J’estime en outre que Lucien W. n’est absolument pas qualifié pour remplacer Mura là-Bas. Voyez si parmi nos contremaîtres vous n’y en trouveriez pas de capable d’y aller. Au besoin parmi des ouvriers susceptible de faire un contremaître. Est-ce que Mambré[3] ou [Lassonne] ne pourraient faire. Mambré pourrait, s’il voulait : En tous cas je veux quelqu’un d’absolument indépendant de Flory, qui ne puisse être sous son influence et ne se laisse pas faire par lui, ou même si besoin en est, sache lui tenir tête. Autrement dit je ne veux pas là-Bas un double de Flory. Plutôt quelqu’un qui soit mal avec lui.

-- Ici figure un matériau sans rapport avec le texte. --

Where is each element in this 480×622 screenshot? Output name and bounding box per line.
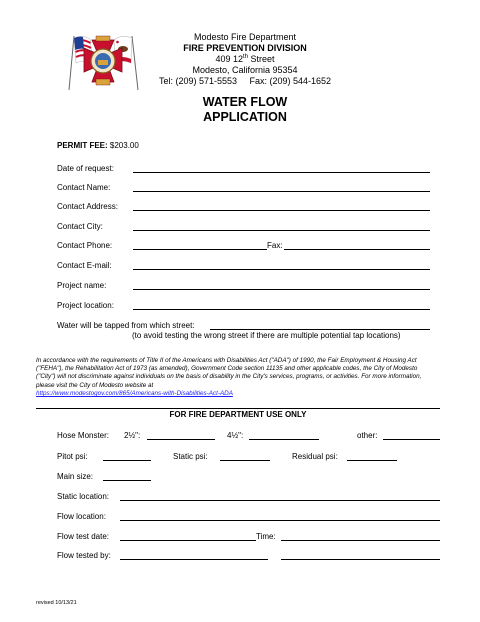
label-size-4-5: 4½":	[227, 431, 244, 440]
contact-address-field[interactable]	[133, 210, 430, 211]
contact-phone-field[interactable]	[133, 249, 267, 250]
water-street-field[interactable]	[210, 329, 430, 330]
fire-use-heading: FOR FIRE DEPARTMENT USE ONLY	[169, 410, 307, 419]
label-residual-psi: Residual psi:	[292, 452, 338, 461]
fire-department-logo	[60, 30, 145, 92]
date-request-field[interactable]	[133, 172, 430, 173]
ada-link[interactable]: https://www.modestogov.com/865/Americans-with-Disabilities-Act-ADA	[36, 389, 233, 397]
label-size-2-5: 2½":	[124, 431, 141, 440]
street-address: 409 12th Street	[215, 54, 275, 64]
label-project-location: Project location:	[57, 301, 114, 310]
label-fax: Fax:	[267, 241, 283, 250]
label-hose-monster: Hose Monster:	[57, 431, 110, 440]
label-time: Time:	[256, 532, 276, 541]
pitot-psi-field[interactable]	[103, 460, 151, 461]
flow-location-field[interactable]	[120, 520, 440, 521]
phone-fax: Tel: (209) 571-5553 Fax: (209) 544-1652	[158, 76, 332, 86]
label-contact-name: Contact Name:	[57, 183, 111, 192]
label-water-street: Water will be tapped from which street:	[57, 321, 195, 330]
contact-email-field[interactable]	[133, 269, 430, 270]
label-flow-test-date: Flow test date:	[57, 532, 110, 541]
label-contact-address: Contact Address:	[57, 202, 118, 211]
section-divider	[36, 408, 440, 409]
city-address: Modesto, California 95354	[192, 65, 298, 75]
form-title-line1: WATER FLOW	[202, 95, 288, 109]
other-field[interactable]	[383, 439, 440, 440]
permit-fee: PERMIT FEE: $203.00	[57, 141, 139, 150]
project-location-field[interactable]	[133, 309, 430, 310]
label-other: other:	[357, 431, 378, 440]
label-contact-email: Contact E-mail:	[57, 261, 112, 270]
division-name: FIRE PREVENTION DIVISION	[183, 43, 307, 53]
label-project-name: Project name:	[57, 281, 107, 290]
department-name: Modesto Fire Department	[193, 32, 297, 42]
ada-notice: In accordance with the requirements of Title II of the Americans with Disabilities Act ("ADA") of 1990, the Fair Employment & Housing Act ("FEHA"), the Rehabilitation Act of 1973 (as amended), Government Code section 11135 and other applicable codes, the City of Modesto ("City") will not discriminate against individuals on the basis of disability in the City's services, programs, or activities. For more information, please visit the City of Modesto website at https://www.modestogov.com/865/Americans-with-Disabilities-Act-ADA	[36, 357, 422, 397]
contact-city-field[interactable]	[133, 230, 430, 231]
label-contact-city: Contact City:	[57, 222, 103, 231]
flow-tested-by-signature-field[interactable]	[281, 559, 440, 560]
residual-psi-field[interactable]	[347, 460, 397, 461]
static-psi-field[interactable]	[220, 460, 270, 461]
size-2-5-field[interactable]	[147, 439, 215, 440]
label-flow-location: Flow location:	[57, 512, 106, 521]
label-main-size: Main size:	[57, 472, 94, 481]
size-4-5-field[interactable]	[249, 439, 319, 440]
label-flow-tested-by: Flow tested by:	[57, 551, 111, 560]
revised-date: revised 10/13/21	[36, 600, 77, 606]
main-size-field[interactable]	[103, 480, 151, 481]
contact-name-field[interactable]	[133, 191, 430, 192]
flow-tested-by-field[interactable]	[120, 559, 268, 560]
water-street-note: (to avoid testing the wrong street if there are multiple potential tap locations)	[132, 331, 401, 340]
label-contact-phone: Contact Phone:	[57, 241, 113, 250]
time-field[interactable]	[281, 540, 440, 541]
flow-test-date-field[interactable]	[120, 540, 256, 541]
fax-field[interactable]	[284, 249, 430, 250]
static-location-field[interactable]	[120, 500, 440, 501]
form-title-line2: APPLICATION	[203, 110, 287, 124]
label-static-location: Static location:	[57, 492, 110, 501]
label-static-psi: Static psi:	[173, 452, 208, 461]
label-pitot-psi: Pitot psi:	[57, 452, 88, 461]
project-name-field[interactable]	[133, 289, 430, 290]
label-date-request: Date of request:	[57, 164, 114, 173]
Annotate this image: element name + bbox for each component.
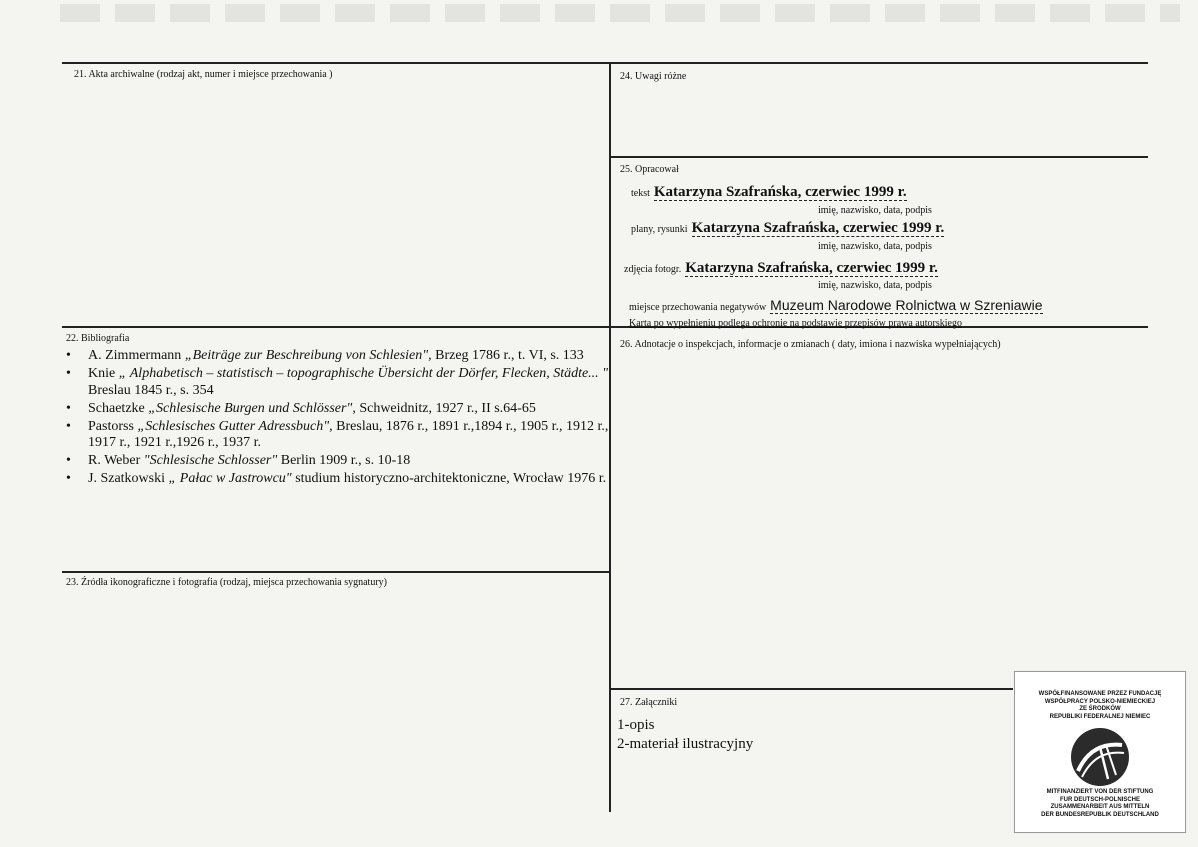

Salaires. Entendu pour les augmentations que vous me demandez.
Aucune nouvelle de la demande de permission spéciale.
Nordon. Les 4 premières chaudières me paraissent en effet bien vendues. Pour les 3 autres la différence entre le prix d’achat et le prix de vente est tout de même encore de 25%. J’espère que vous arriverez à les vendre sans baisser davantage.
Assez pour aujourd’hui. Cordialement à vous.
GP
Notes
- ↑ Fin XIXe siècle, « Léon frères » est une entreprise de tissage mécanique à Paris.
- ↑ Le fils de François Xavier Muller-Fichter ?
- ↑ Probablement Albert Mambré.
Notice bibliographique
D’après l’original
Pour citer cette page
« Lundi 30 avril 1917. Lettre de Guy de Place (mobilisé) à M. Meng (Fellering) », Une correspondance familiale (D. Poublan et C. Dauphin eds.), https://lettresfamiliales.ehess.fr/w/index.php?title=Lundi_30_avril_1917&oldid=51845 (accédée le 21 novembre 2024).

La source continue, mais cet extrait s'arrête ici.